Eugen Drewermann / © Jens Kalaene (dpa)

Drewermann studierte katholische Theologie in Paderborn, Philosophie in Münster und Psychoanalyse in Göttingen. 1966 wurde er zum Priester geweiht. Ab 1972 war er Studentenseelsorger in Paderborn und ab 1974 als Subsidiar in der Gemeinde St. Georg tätig. Von 1979 bis 1991 lehrte Drewermann als Privatdozent für systematische Theologie an der Theologischen Fakultät Paderborn.

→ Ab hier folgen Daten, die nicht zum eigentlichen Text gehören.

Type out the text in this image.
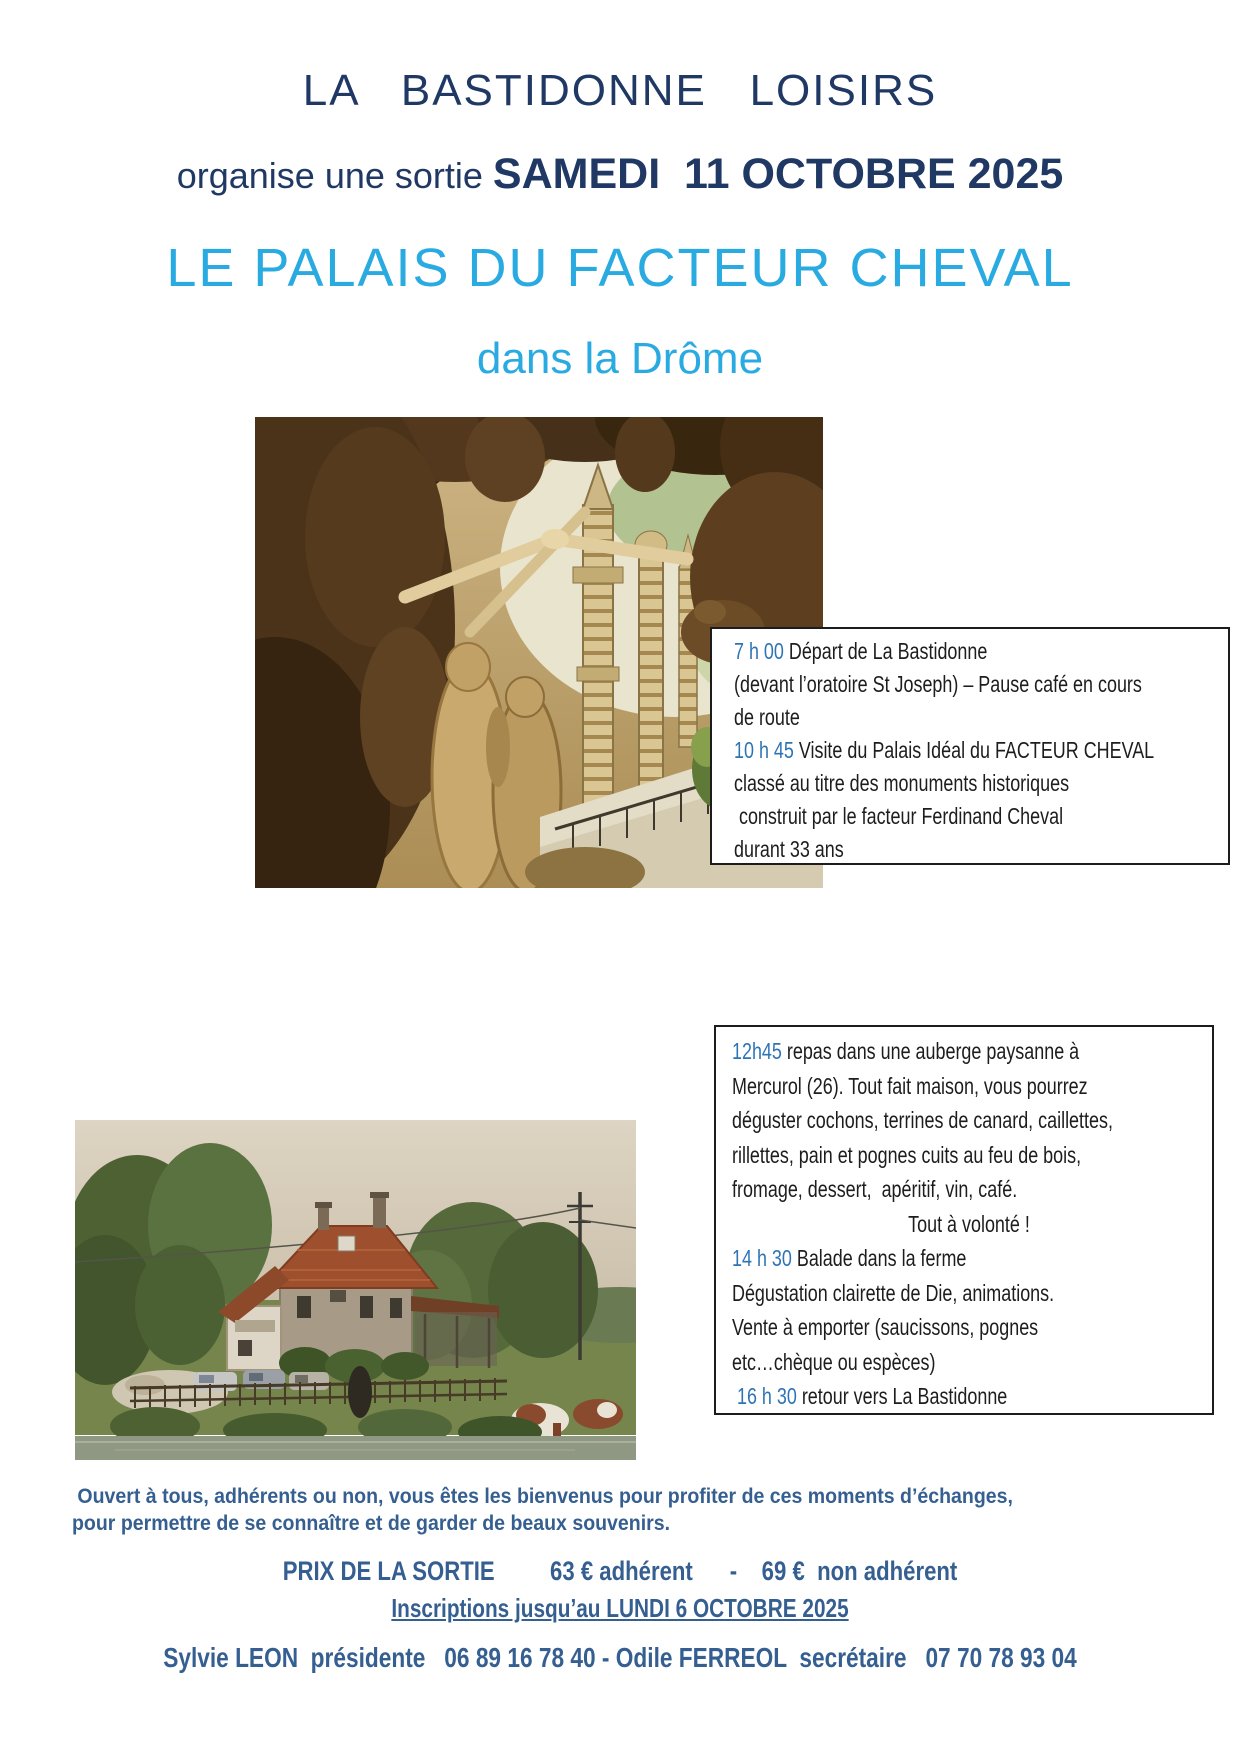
LA   BASTIDONNE   LOISIRS
organise une sortie SAMEDI  11 OCTOBRE 2025
LE PALAIS DU FACTEUR CHEVAL
dans la Drôme
7 h 00 Départ de La Bastidonne
(devant l’oratoire St Joseph) – Pause café en cours
de route
10 h 45 Visite du Palais Idéal du FACTEUR CHEVAL
classé au titre des monuments historiques
construit par le facteur Ferdinand Cheval
durant 33 ans
12h45 repas dans une auberge paysanne à
Mercurol (26). Tout fait maison, vous pourrez
déguster cochons, terrines de canard, caillettes,
rillettes, pain et pognes cuits au feu de bois,
fromage, dessert,  apéritif, vin, café.
Tout à volonté !
14 h 30 Balade dans la ferme
Dégustation clairette de Die, animations.
Vente à emporter (saucissons, pognes
etc…chèque ou espèces)
16 h 30 retour vers La Bastidonne
Ouvert à tous, adhérents ou non, vous êtes les bienvenus pour profiter de ces moments d’échanges,
pour permettre de se connaître et de garder de beaux souvenirs.
PRIX DE LA SORTIE         63 € adhérent      -    69 €  non adhérent
Inscriptions jusqu’au LUNDI 6 OCTOBRE 2025
Sylvie LEON  présidente   06 89 16 78 40 - Odile FERREOL  secrétaire   07 70 78 93 04
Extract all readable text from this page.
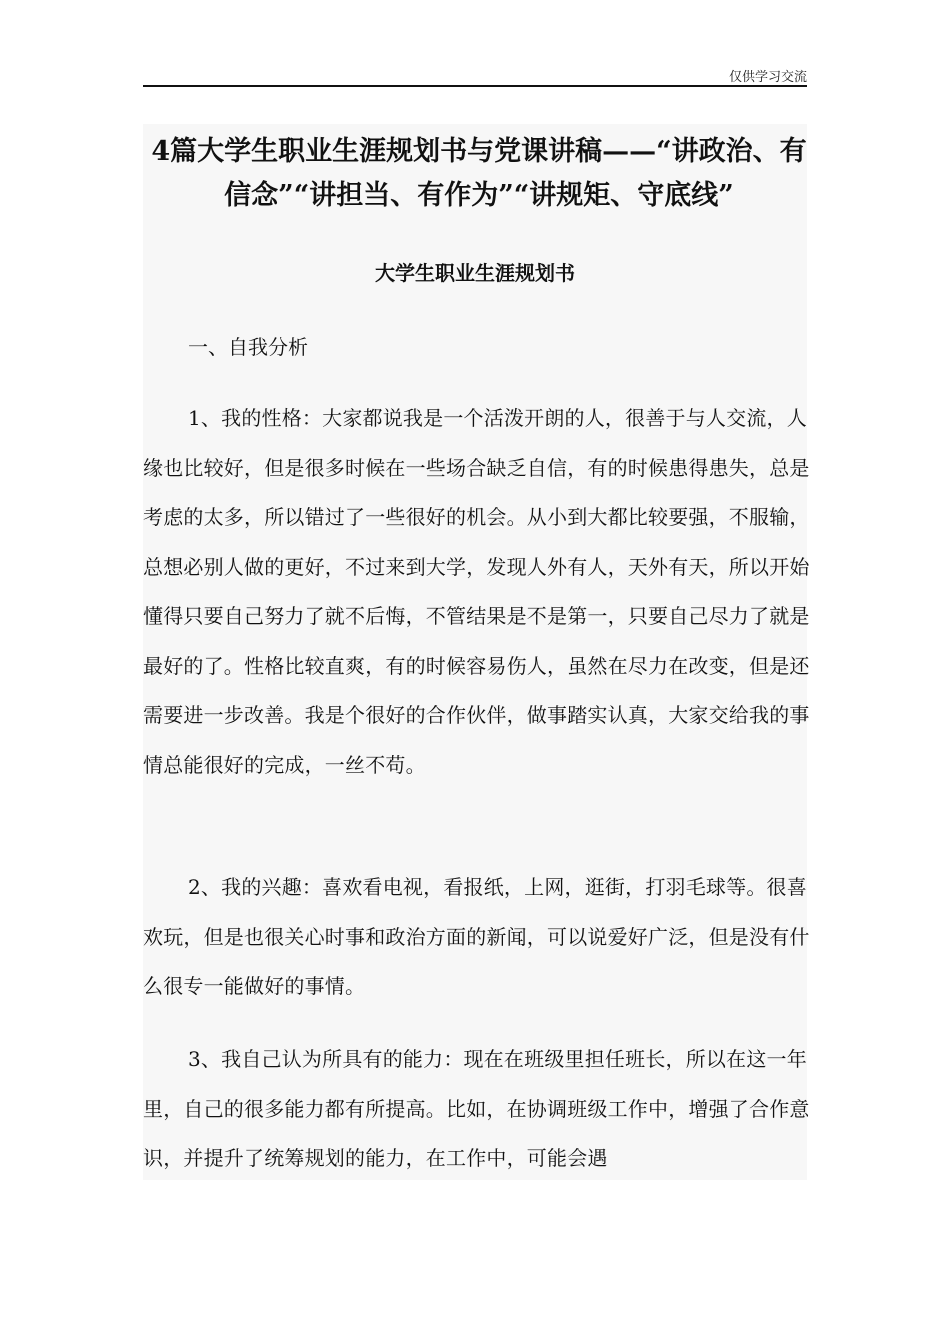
仅供学习交流
4篇大学生职业生涯规划书与党课讲稿——“讲政治、有信念”“讲担当、有作为”“讲规矩、守底线”
大学生职业生涯规划书

一、自我分析

1、我的性格：大家都说我是一个活泼开朗的人，很善于与人交流，人缘也比较好，但是很多时候在一些场合缺乏自信，有的时候患得患失，总是考虑的太多，所以错过了一些很好的机会。从小到大都比较要强，不服输，总想必别人做的更好，不过来到大学，发现人外有人，天外有天，所以开始懂得只要自己努力了就不后悔，不管结果是不是第一，只要自己尽力了就是最好的了。性格比较直爽，有的时候容易伤人，虽然在尽力在改变，但是还需要进一步改善。我是个很好的合作伙伴，做事踏实认真，大家交给我的事情总能很好的完成，一丝不苟。

2、我的兴趣：喜欢看电视，看报纸，上网，逛街，打羽毛球等。很喜欢玩，但是也很关心时事和政治方面的新闻，可以说爱好广泛，但是没有什么很专一能做好的事情。

3、我自己认为所具有的能力：现在在班级里担任班长，所以在这一年里，自己的很多能力都有所提高。比如，在协调班级工作中，增强了合作意识，并提升了统筹规划的能力，在工作中，可能会遇
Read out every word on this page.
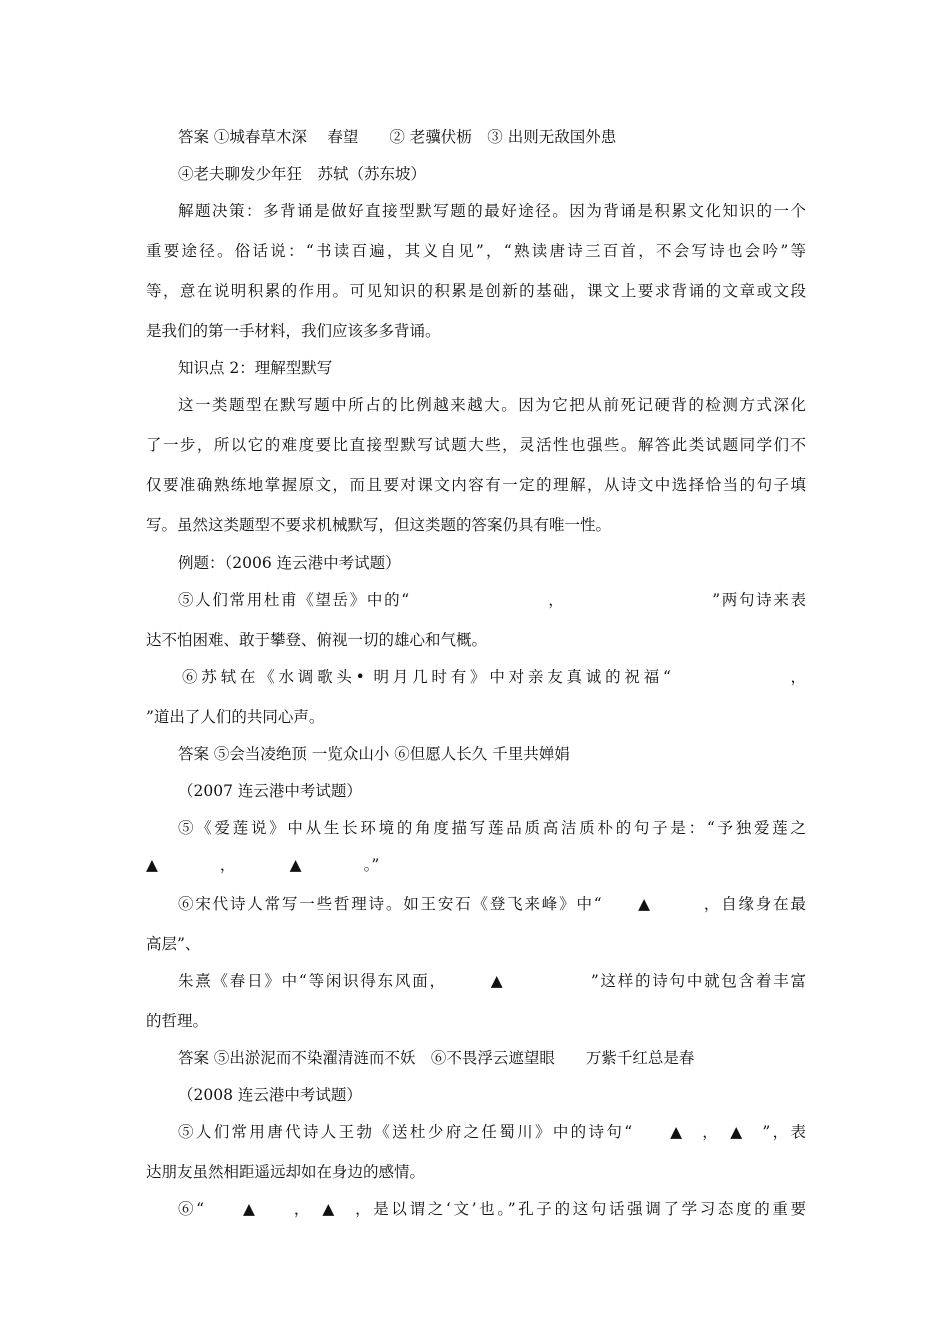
答案 ①城春草木深　 春望　　② 老骥伏枥　③ 出则无敌国外患
④老夫聊发少年狂　苏轼（苏东坡）
解题决策：多背诵是做好直接型默写题的最好途径。因为背诵是积累文化知识的一个
重要途径。俗话说：“书读百遍，其义自见”，“熟读唐诗三百首，不会写诗也会吟”等
等，意在说明积累的作用。可见知识的积累是创新的基础，课文上要求背诵的文章或文段
是我们的第一手材料，我们应该多多背诵。
知识点 2：理解型默写
这一类题型在默写题中所占的比例越来越大。因为它把从前死记硬背的检测方式深化
了一步，所以它的难度要比直接型默写试题大些，灵活性也强些。解答此类试题同学们不
仅要准确熟练地掌握原文，而且要对课文内容有一定的理解，从诗文中选择恰当的句子填
写。虽然这类题型不要求机械默写，但这类题的答案仍具有唯一性。
例题：（2006 连云港中考试题）
⑤人们常用杜甫《望岳》中的“　　　　　　　　，　　　　　　　　　”两句诗来表
达不怕困难、敢于攀登、俯视一切的雄心和气概。
⑥苏轼在《水调歌头• 明月几时有》中对亲友真诚的祝福“　　　　　　，
”道出了人们的共同心声。
答案 ⑤会当凌绝顶 一览众山小 ⑥但愿人长久 千里共婵娟
（2007 连云港中考试题）
⑤《爱莲说》中从生长环境的角度描写莲品质高洁质朴的句子是：“予独爱莲之
▲　　　　，　　　　▲　　　　。”
⑥宋代诗人常写一些哲理诗。如王安石《登飞来峰》中“　　▲　　　，自缘身在最
高层”、
朱熹《春日》中“等闲识得东风面，　　　▲　　　　　”这样的诗句中就包含着丰富
的哲理。
答案 ⑤出淤泥而不染濯清涟而不妖　⑥不畏浮云遮望眼　　万紫千红总是春
（2008 连云港中考试题）
⑤人们常用唐代诗人王勃《送杜少府之任蜀川》中的诗句“　　▲　，　▲　”，表
达朋友虽然相距遥远却如在身边的感情。
⑥“　　▲　　，　▲　，是以谓之‘文’也。”孔子的这句话强调了学习态度的重要
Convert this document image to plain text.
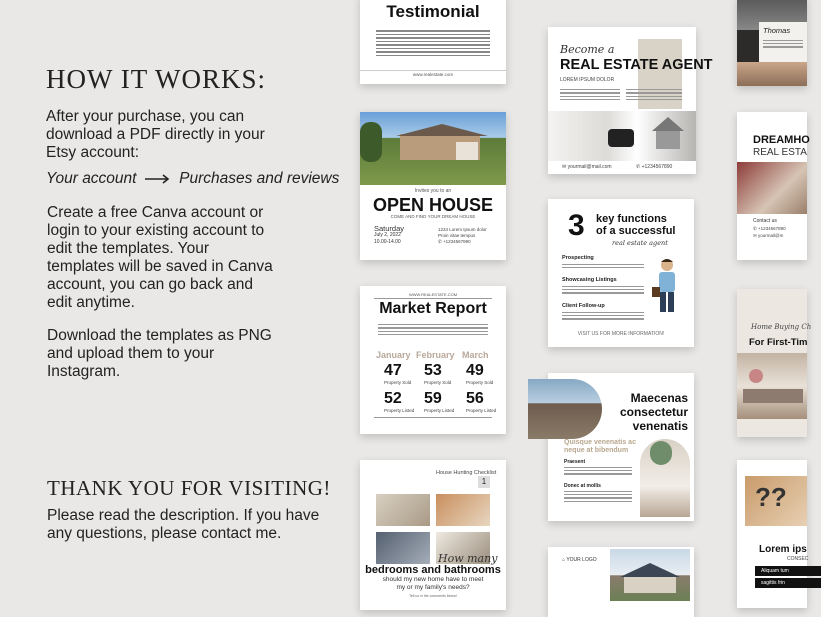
HOW IT WORKS:
After your purchase, you can
download a PDF directly in your
Etsy account:
Your account	Purchases and reviews
Create a free Canva account or
login to your existing account to
edit the templates. Your
templates will be saved in Canva
account, you can go back and
edit anytime.
Download the templates as PNG
and upload them to your
Instagram.
THANK YOU FOR VISITING!
Please read the description. If you have
any questions, please contact me.
Testimonial
www.realestate.com
Invites you to an
OPEN HOUSE
COME AND FIND YOUR DREAM HOUSE
Saturday
July 2, 2022
10.00-14.00
1234 Lorem Ipsum dolor
Proin vitae tempus
✆ +1234567890
WWW.REALESTATE.COM
Market Report
January February March
47 53 49
Property Sold	Property Sold	Property Sold
52 59 56
Property Listed Property Listed	Property Listed
House Hunting Checklist
1
How many
bedrooms and bathrooms
should my new home have to meet
my or my family's needs?
Tell us in the comments below!
Become a
REAL ESTATE AGENT
LOREM IPSUM DOLOR
✉ yourmail@mail.com	✆ +1234567890
3 key functions
of a successful
real estate agent
Prospecting
Showcasing Listings
Client Follow-up
VISIT US FOR MORE INFORMATION!
Maecenas
consectetur
venenatis
Quisque venenatis ac neque at bibendum
Praesent
Donec at mollis
⌂ YOUR LOGO
Thomas
DREAMHO
REAL ESTA
Contact us
✆ +1234567890
✉ yourmail@m
Home Buying Ch
For First-Tim
??
Lorem ips
CONSEC
Aliquam tum
sagittis frin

Der Konflikt zwischen Drewermann und der Kirche schwelte schon seit den 1980er Jahren. Nach Ansicht der katholischen Bischöfe leugnete der Paderborner Theologe entscheidende Wahrheiten des christlichen Glaubens, etwa die Jungfrauengeburt oder dass Jesus die Sakramente in der von der Kirche verkündeten Form eingesetzt habe.

Drewermann seinerseits wirft der Kirche vor, sie sei in dogmatischen Formeln erstarrt. Die Institution verdecke die heilende Botschaft des Evangeliums und schreibe den Gläubigen eine lebensfremde Moral vor. Heftige Debatten löste Drewermann auch mit seinem 1989 erschienenen Buch "Kleriker" aus, in dem er "ekklesiogene Neurosen" des Priester- und Mönchsstandes aufzudecken versuchte.

1991 entzog der damalige Paderborner Erzbischof Johannes Joachim Degenhardt dem früheren Studentenseelsorger in der Pader-Stadt nach zwölfjähriger Lehrtätigkeit die Lehrerlaubnis. 1992 erhielt Drewermann zunächst ein Predigtverbot, wenig später wurde er vom Priesteramt suspendiert.